Insiders have suspected for some time that Kieber — described as something of a loner, crafty, fickle, refined and egocentric — could be back living Down Under. Australia has always fascinated him. And even long before the data theft, he was restless, moving around a lot. This time, though, it wasn't his own choice: reporters from the Australian Financial Review sniffed him out.

All he left behind was a business card with a squiggly symbol on it and the name: Daniel Wolf. He told people at his favorite "Crema Espresso" café in Gold Coast, a town on the east coast of Australia about an hour from Brisbane, that he was an Austrian financier in early retirement.

Kieber apparently moved to Gold Coast in August 2010, which was when he published a book on the Internet about stealing the bank account data.
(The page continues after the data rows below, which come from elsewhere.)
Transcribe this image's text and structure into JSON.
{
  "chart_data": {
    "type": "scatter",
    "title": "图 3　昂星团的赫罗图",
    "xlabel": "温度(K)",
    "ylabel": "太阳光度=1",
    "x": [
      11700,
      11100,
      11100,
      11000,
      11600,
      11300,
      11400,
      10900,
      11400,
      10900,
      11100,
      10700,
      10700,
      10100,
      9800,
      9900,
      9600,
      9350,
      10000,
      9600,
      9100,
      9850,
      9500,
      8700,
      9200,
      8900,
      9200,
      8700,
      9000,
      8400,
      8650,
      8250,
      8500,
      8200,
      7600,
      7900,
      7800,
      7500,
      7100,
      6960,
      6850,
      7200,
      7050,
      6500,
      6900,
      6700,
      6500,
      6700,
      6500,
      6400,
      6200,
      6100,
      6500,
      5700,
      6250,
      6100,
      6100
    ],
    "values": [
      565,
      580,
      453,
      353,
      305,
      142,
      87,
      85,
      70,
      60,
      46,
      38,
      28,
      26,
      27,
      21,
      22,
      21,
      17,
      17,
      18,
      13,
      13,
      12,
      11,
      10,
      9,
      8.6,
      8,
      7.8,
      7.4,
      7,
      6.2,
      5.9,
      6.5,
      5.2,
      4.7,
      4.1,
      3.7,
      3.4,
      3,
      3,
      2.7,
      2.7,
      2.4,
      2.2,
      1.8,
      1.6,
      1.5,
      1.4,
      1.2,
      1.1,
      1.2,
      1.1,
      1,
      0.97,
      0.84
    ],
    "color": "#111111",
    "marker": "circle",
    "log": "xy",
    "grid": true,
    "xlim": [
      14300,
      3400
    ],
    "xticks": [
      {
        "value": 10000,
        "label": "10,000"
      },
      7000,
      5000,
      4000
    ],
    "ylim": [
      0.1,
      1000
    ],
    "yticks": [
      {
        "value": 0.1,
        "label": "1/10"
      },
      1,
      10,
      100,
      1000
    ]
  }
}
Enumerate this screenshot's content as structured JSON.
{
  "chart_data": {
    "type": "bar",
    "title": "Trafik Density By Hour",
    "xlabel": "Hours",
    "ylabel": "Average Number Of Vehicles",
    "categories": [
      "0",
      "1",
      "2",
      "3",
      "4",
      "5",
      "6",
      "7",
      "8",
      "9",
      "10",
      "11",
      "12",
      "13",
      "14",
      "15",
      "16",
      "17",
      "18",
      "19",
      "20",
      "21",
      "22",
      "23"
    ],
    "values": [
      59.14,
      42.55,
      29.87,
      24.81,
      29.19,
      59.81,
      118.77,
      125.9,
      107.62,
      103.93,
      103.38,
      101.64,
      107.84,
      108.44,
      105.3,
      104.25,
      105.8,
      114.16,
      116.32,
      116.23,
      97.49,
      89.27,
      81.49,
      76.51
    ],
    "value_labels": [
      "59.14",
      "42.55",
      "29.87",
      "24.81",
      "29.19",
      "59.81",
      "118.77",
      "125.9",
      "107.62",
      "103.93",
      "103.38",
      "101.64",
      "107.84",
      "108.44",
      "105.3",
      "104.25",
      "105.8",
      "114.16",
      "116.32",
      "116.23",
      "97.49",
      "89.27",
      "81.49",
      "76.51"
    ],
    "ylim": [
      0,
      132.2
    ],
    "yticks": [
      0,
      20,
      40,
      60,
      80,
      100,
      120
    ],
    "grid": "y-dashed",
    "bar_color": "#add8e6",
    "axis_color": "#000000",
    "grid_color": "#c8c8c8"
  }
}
Early last month, Kieber gave evidence to the Australian Federal Court at a closed hearing, speaking freely about the rules of the game in the Liechtenstein tax haven.

In Australia, he apparently lived alone but was very sociable. He was fun to be with, even if he was a little cocky and talked an awful lot, café habitués told reporters. They were less enthusiastic about the time Daniel Wolf, alias Heinrich Kieber, supposedly invited a woman to lunch, but then made her pay because he said he only had a couple of dollars on him. When the reporters started trailing him, he sent them an e-mail saying he wasn't Heinrich Kieber.

And that's the last anyone's see or heard from him.